Researchers have found another growing health problem associated with the COVID-19 pandemic. More Americans now are experiencing the broken heart syndrome that occurs after an intense emotional or physical stress.
The new study, published in JAMA Open Network, comes amid the increasing rates of stress and anxiety in the U.S. because of the spread of coronavirus. But researchers said broken heart syndrome, also known as takotsubo syndrome, affects more people who did not catch the virus.
However, researchers noted COVID-19 does not directly cause broken heart syndrome. The pandemic brought stressors that affected the emotional and physical health of people and contributed to heart problems.
“The increase in socioeconomic and psychological stress from the pandemic has literally increased stress cardiomyopathy,” Ankur Kalra, study co-author and an interventional cardiologist at the Cleveland Clinic, said, as quoted by NBC News.
Broken heart syndrome occurs when a part of the heart becomes enlarged and fails to pump blood properly. The condition shares some similar symptoms with a heart attack, such as shortness of breath and chest pain, according to the American Heart Association.
Fortunately, most people with the syndrome can be treated. The Mayo Clinic said recovery from its symptoms commonly takes a month or two.
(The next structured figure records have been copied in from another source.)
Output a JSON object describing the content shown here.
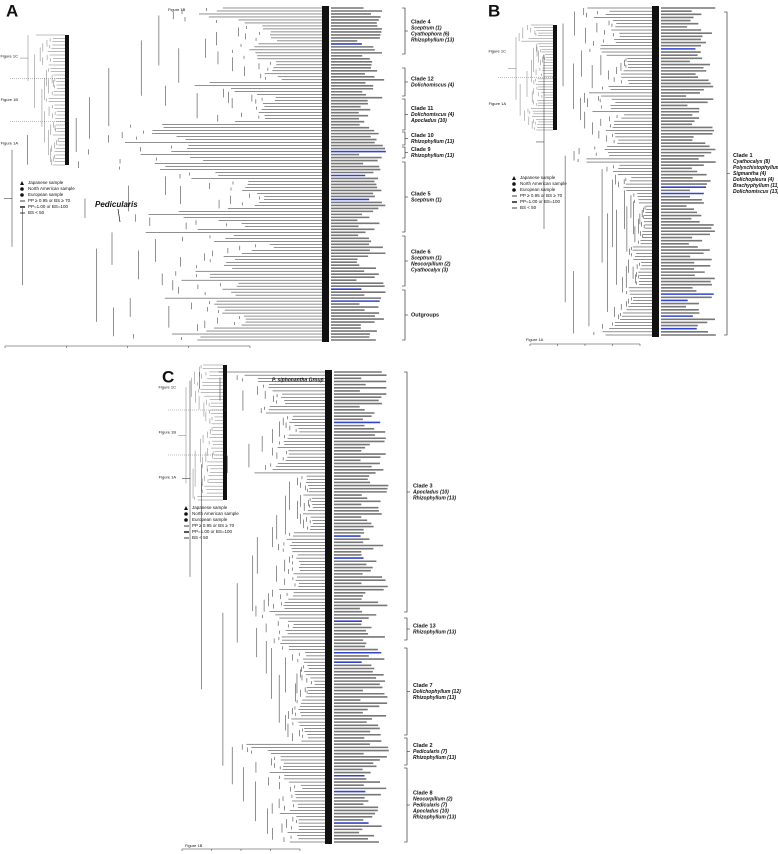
{
  "panels": [
    {
      "letter": "A",
      "top_label": "Figure 1B",
      "thumb_labels": [
        "Figure 1C",
        "Figure 1B",
        "Figure 1A"
      ],
      "genus_label": "Pedicularis",
      "legend": [
        "Japanese sample",
        "North American sample",
        "European sample",
        "PP ≥ 0.95 or BS ≥ 70",
        "PP=1.00 or BS=100",
        "BS < 50"
      ],
      "clades": [
        {
          "name": "Clade 4",
          "lines": [
            "Sceptrum (1)",
            "Cyathophora (6)",
            "Rhizophyllum (13)"
          ]
        },
        {
          "name": "Clade 12",
          "lines": [
            "Dolichomiscus (4)"
          ]
        },
        {
          "name": "Clade 11",
          "lines": [
            "Dolichomiscus (4)",
            "Apocladus (10)"
          ]
        },
        {
          "name": "Clade 10",
          "lines": [
            "Rhizophyllum (13)"
          ]
        },
        {
          "name": "Clade 9",
          "lines": [
            "Rhizophyllum (13)"
          ]
        },
        {
          "name": "Clade 5",
          "lines": [
            "Sceptrum (1)"
          ]
        },
        {
          "name": "Clade 6",
          "lines": [
            "Sceptrum (1)",
            "Neocorpillum (2)",
            "Cyathocalyx (3)"
          ]
        },
        {
          "name": "Outgroups",
          "lines": []
        }
      ]
    },
    {
      "letter": "B",
      "top_label": "Figure 1A",
      "thumb_labels": [
        "Figure 1C",
        "Figure 1A"
      ],
      "legend": [
        "Japanese sample",
        "North American sample",
        "European sample",
        "PP ≥ 0.95 or BS ≥ 70",
        "PP=1.00 or BS=100",
        "BS < 50"
      ],
      "clades": [
        {
          "name": "Clade 1",
          "lines": [
            "Cyathocalyx (8)",
            "Polyschistophyllum (6)",
            "Sigmantha (4)",
            "Dolichopleura (4)",
            "Brachyphyllum (11)",
            "Dolichomiscus (13)"
          ]
        }
      ]
    },
    {
      "letter": "C",
      "top_label": "Figure 1B",
      "thumb_labels": [
        "Figure 1C",
        "Figure 1B",
        "Figure 1A"
      ],
      "genus_label": "P. siphonantha Group",
      "legend": [
        "Japanese sample",
        "North American sample",
        "European sample",
        "PP ≥ 0.95 or BS ≥ 70",
        "PP=1.00 or BS=100",
        "BS < 50"
      ],
      "clades": [
        {
          "name": "Clade 3",
          "lines": [
            "Apocladus (10)",
            "Rhizophyllum (13)"
          ]
        },
        {
          "name": "Clade 13",
          "lines": [
            "Rhizophyllum (13)"
          ]
        },
        {
          "name": "Clade 7",
          "lines": [
            "Dolichophyllum (12)",
            "Rhizophyllum (13)"
          ]
        },
        {
          "name": "Clade 2",
          "lines": [
            "Pedicularis (7)",
            "Rhizophyllum (13)"
          ]
        },
        {
          "name": "Clade 8",
          "lines": [
            "Neocorpillum (2)",
            "Pedicularis (7)",
            "Apocladus (10)",
            "Rhizophyllum (13)"
          ]
        }
      ]
    }
  ]
}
To find the link between rising cases of broken heart syndrome and the COVID-19 pandemic, researchers gathered medical records from 1,914 patients at two hospitals in the Cleveland Clinic health system.
The team analyzed data provided before the World Health Organization (WHO) declared a coronavirus pandemic and during outbreaks in the U.S. An average of five to 12 cases were reported in an eight-week period before the pandemic, but the number increased to 20 when COVID-19 started spreading in the country.
Health experts, who are not involved in the study, said it provides interesting and concerning findings. But the rise in the cases of broken heart syndrome amid the pandemic is not surprising, according to Lynn Bufka, a psychologist and senior director of the American Psychological Association.
“We have known for a long time that the experience of stress has an impact on the body,” she said.